The VIC is a value investing conference, so it makes sense that there are a lot of investors keying in on buying their stocks at discounted prices. And Yacktman is on the same page there. But notice the pairing in this quote and notice the order of the pairing.
Price does matter. In fact, anyone that doesn't invest as a value investor -- trying to pay less for a company than its true worth -- is either missing the point or hates money.
But price is far from the only thing that matters. Buy a mediocre company at a healthy discount and it's possible that you'll end up with a decent gain. Buy a great company at a discount and you may end up with the real jackpot: a business worth owning for the long term that will compound your capital for decades to come.
"When it comes to management, don't listen to what they say, look at what they've done."
It's not a bad idea to tune into what company management teams have to say. There's often good color that's shared on quarterly conference calls, and in many cases you can get a good overview of company strategy by reading the annual letter to shareholders.
But when it comes to promises that management makes in terms of capital allocation and strategic priorities, it's a good idea to keep them honest by checking the tapes. Sure, they may say they're going to eschew acquisitions and focus on buybacks and other more profitable uses of shareholder capital. But have they delivered on that in the past?
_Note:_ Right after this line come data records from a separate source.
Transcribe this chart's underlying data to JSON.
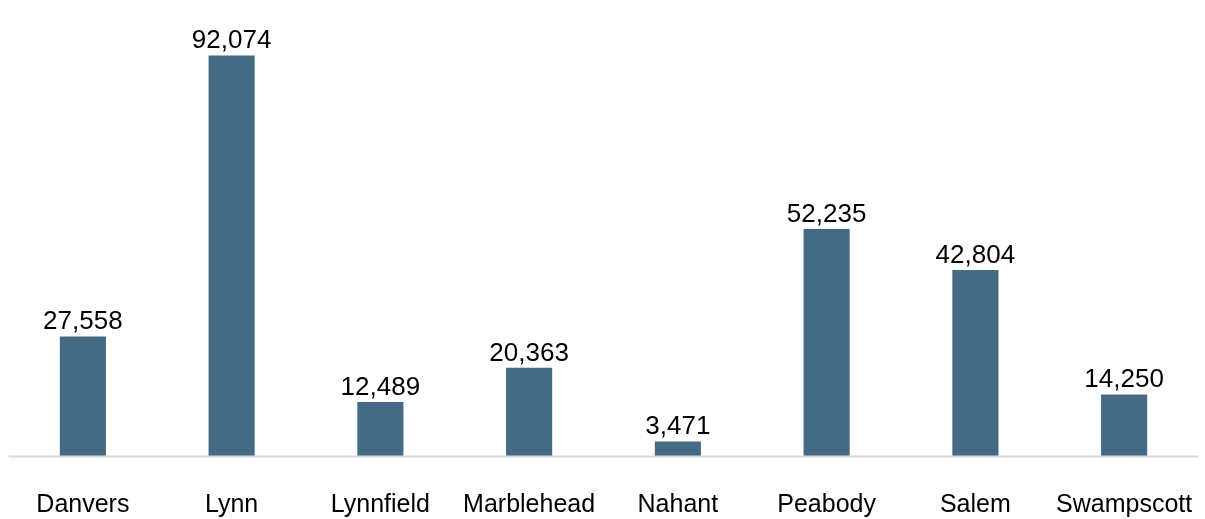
{
  "chart_data": {
    "type": "bar",
    "categories": [
      "Danvers",
      "Lynn",
      "Lynnfield",
      "Marblehead",
      "Nahant",
      "Peabody",
      "Salem",
      "Swampscott"
    ],
    "values": [
      27558,
      92074,
      12489,
      20363,
      3471,
      52235,
      42804,
      14250
    ],
    "value_labels": [
      "27,558",
      "92,074",
      "12,489",
      "20,363",
      "3,471",
      "52,235",
      "42,804",
      "14,250"
    ],
    "color": "#446a85"
  }
}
Management teams can change their ways, but betting on that is rarely a slam dunk.
"We're not oblivious to the macro, but it doesn't change our decision-making."
Focusing on the macroeconomic environment has been all the rage following the 2008-09 meltdown. You're a dupe, the thinking goes, if you ignore the macro because you're bound to be caught unawares and watch your portfolio get sucked into the next swirling vortex of macroeconomic maelstrom.
Yet for decades, value investors (including a guy named Warren Buffett) have said time and again that they don't focus on the macro environment when making investment decisions. Does that make them dupes? Hardly.
It's not that investors like Yacktman and Buffett think the macro is meaningless. Instead, it's that they realize that accurately predicting the macro picture is essentially impossible. So rather than banging their heads against the wall, they focus on evaluating company-specific factors that are comparatively stable and predictable.
Yacktman: What he's buying, what he's not
If you're curious where all of this has led Yacktman to stock up his portfolio, look no further than large, high-quality companies. At the end of the second quarter, the Yacktman Fund's top three holdings were News Corp (NWSA 0.59%), Procter & Gamble (PG -0.43%), and PepsiCo (PEP 0.32%).
According to Yacktman at VIC, he's sticking with large quality because right now, "you're not getting paid much for buying lower quality."
Meanwhile, what's Yacktman not buying? Apple (AAPL -0.92%), that's what. Though Apple's been lauded by many as a quality, cheap company, Yacktman isn't exactly on board. He's afraid that the company's fat margins will attract hungry competition -- specifically, he said that Samsung "will eat their lunch." And if (when?) that happens, Apple suddenly won't look quite as cheap.
Or at least that's the story according to Donald Yacktman. And if we're willing to give him credit for his impressive track record, it's a story that shouldn't be ignored.